Scoring a Championship Performance
There were only two theatres on the Windward side: Paliku Theatre at Windward Community College and the Paul & Vi Loo Theater at Hawaii Pacific University, and for a very long time these two carried the performing and theatrical arts banenrs for the Kaneohe-Kailua side of Oahu. Theatrical opportunities were present but limited when compared to their fellow theatres on the other side of the Pali. Another area on Oahu that has a similar issue is the Leeward side, with The Leeward Theatre being a theatrical beacon for anyone on the West Coast of Oahu. Enter Kailua Onstage Arts (KOA): a new non-profit theatre company operating out of Kailua. It is a welcome addition to a rich tradition of theatre within the Kaneohe-Kailua area of the island, and adds to the already pulsing arts community there with its fresh vision, which is similar to town-based theatre company Evolve. KOA was started to produce works that “give voice to the voiceless – those who have gone mostly unheard because of their race, gender, sexuality, geographic location, or economic condition.” With an eclectic season ahead of them, KOA steps forward onto the Oahu theatre scene with a high-energy play in the form of The Wolves by Sarah DeLappe.
DeLappe’s script is stunning, considering it’s also her first work. Told in the periods either before or after their games in the season, the audience is treated to a living and breathing indoor soccer team. The girls stretch, warmup, and run drills while also dissecting their lives, the world around them, and each other. The dialogue in the play feels like actual, unwritten conversation, to the point I thought some of it was improvised. However, this realistic sounding dialogue is captured within DeLappe’s lines, and the natural ebb and flow of conversation course through the play artfully, gracefully, and sometimes chaotically (like getting a team of nine is wont to do, sometimes having three to four conversations happening at once). To not only capture the human condition on a often misunderstood, misrepresented/not often represented group of voices but to also capture the sound of these voices as well is an achievement, and Director Stacy Ray should be proud that her team, all of them, rose to the challenge with aplomb.

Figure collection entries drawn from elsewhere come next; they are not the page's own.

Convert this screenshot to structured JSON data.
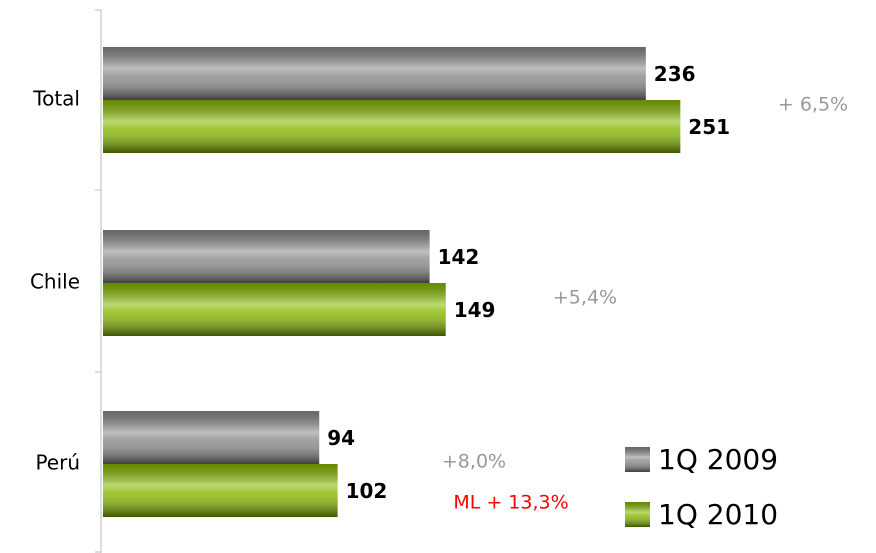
{
  "chart_data": {
    "type": "bar",
    "orientation": "horizontal",
    "categories": [
      "Total",
      "Chile",
      "Perú"
    ],
    "series": [
      {
        "name": "1Q 2009",
        "color": "#8a8a8a",
        "values": [
          236,
          142,
          94
        ]
      },
      {
        "name": "1Q 2010",
        "color": "#86b800",
        "values": [
          251,
          149,
          102
        ]
      }
    ],
    "annotations": [
      {
        "text": "+ 6,5%",
        "color": "#999999"
      },
      {
        "text": "+5,4%",
        "color": "#999999"
      },
      {
        "text": "+8,0%",
        "color": "#999999"
      },
      {
        "text": "ML + 13,3%",
        "color": "#ff0000"
      }
    ],
    "legend": "bottom-right"
  }
}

The Wolves is about an indoor soccer team of teenage girls. The Wolves are a pack, like their team name suggests, and they are ferocious as with each other as they are with rival teams at times. As previously mentioned, the scenes are broken up and staged in the before or after a series of games in their championship season. Staged in-the-round, with the audience on all sides, you may miss some moments when the team is doing floor work or being seated due to the audience seating not being raked. That being said, there are no bad seats: you may get a different show than the person sitting across from you, but the staging and blocking executed by the cast does not favor any one side.
Alyse Glaser, Kira Stone, Maggie Odom, Camille Perry, Grace Grange, Kaenaaloha Watson, Chelsea Cox, Lily Kim-Dela Cruz, and Ruby O’Malley make up the Wolves, and they deserve a hand for their stellar performances. Thanks to DeLappe’s writing, the characters all get their moments to shine, and the strength, vulnerability, and openness of all of their performances meant that not one of them rises above the other. A consummate team and ohana through and through, which only elevates the script and the production. A special mention goes out to Lisa Barnes as the Soccer Mom: she does not have a large role in the production when compared to the girls, but that does not stop her from touching the audience’s (and the team’s) hearts like any supportive soccer mom would.

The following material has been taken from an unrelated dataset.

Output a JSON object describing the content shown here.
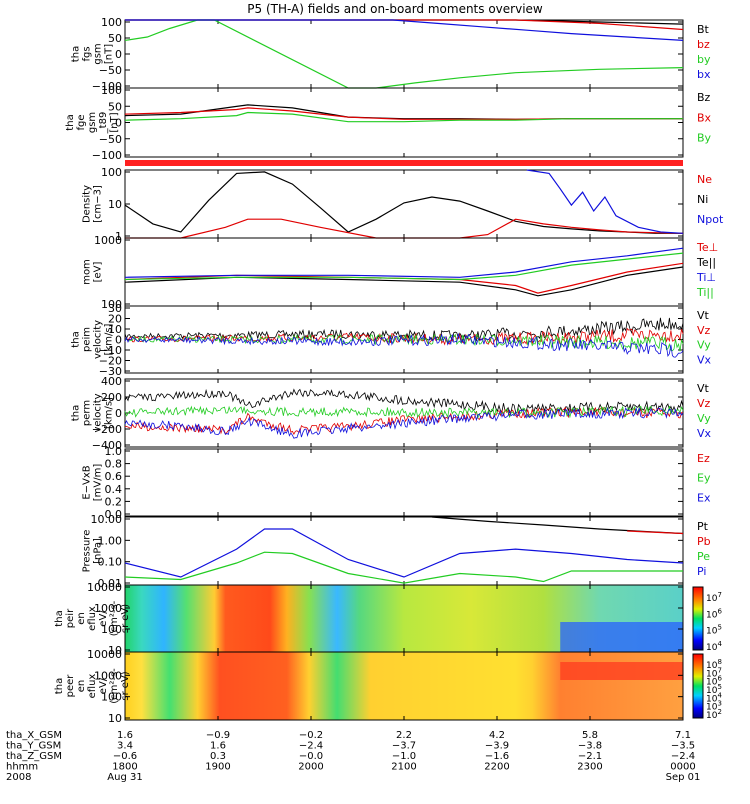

A few technical things- The wig by James Correy looked very real and had me fascinated! The girls’ Soccer Technical Advisors Gwenette Higa and Donna Fouts have done a great job of transforming them into the team they needed to be. Kevin Keaveney’s set design is minimal, but what the script called for was an indoor turf field, and he delivered in spades. Kahana Ho’s lighting worked very well in the space.
A fantastic script, a production well-directed done by some of the strongest performances seen this year yet, and it’s only 90 minutes. Well worth the drive into Kailua, The Wolves is surely a production you do not want to miss.
KOA’s productions will be held at 50 Kihapai Street, at least for this season. The Wolves runs through (EXTENDED!) September 16; Friday, Saturday 7:30pm, Sunday 4pm. Tickets range from $20-$30 and are on sale online at www.kailuaonstagearts.com.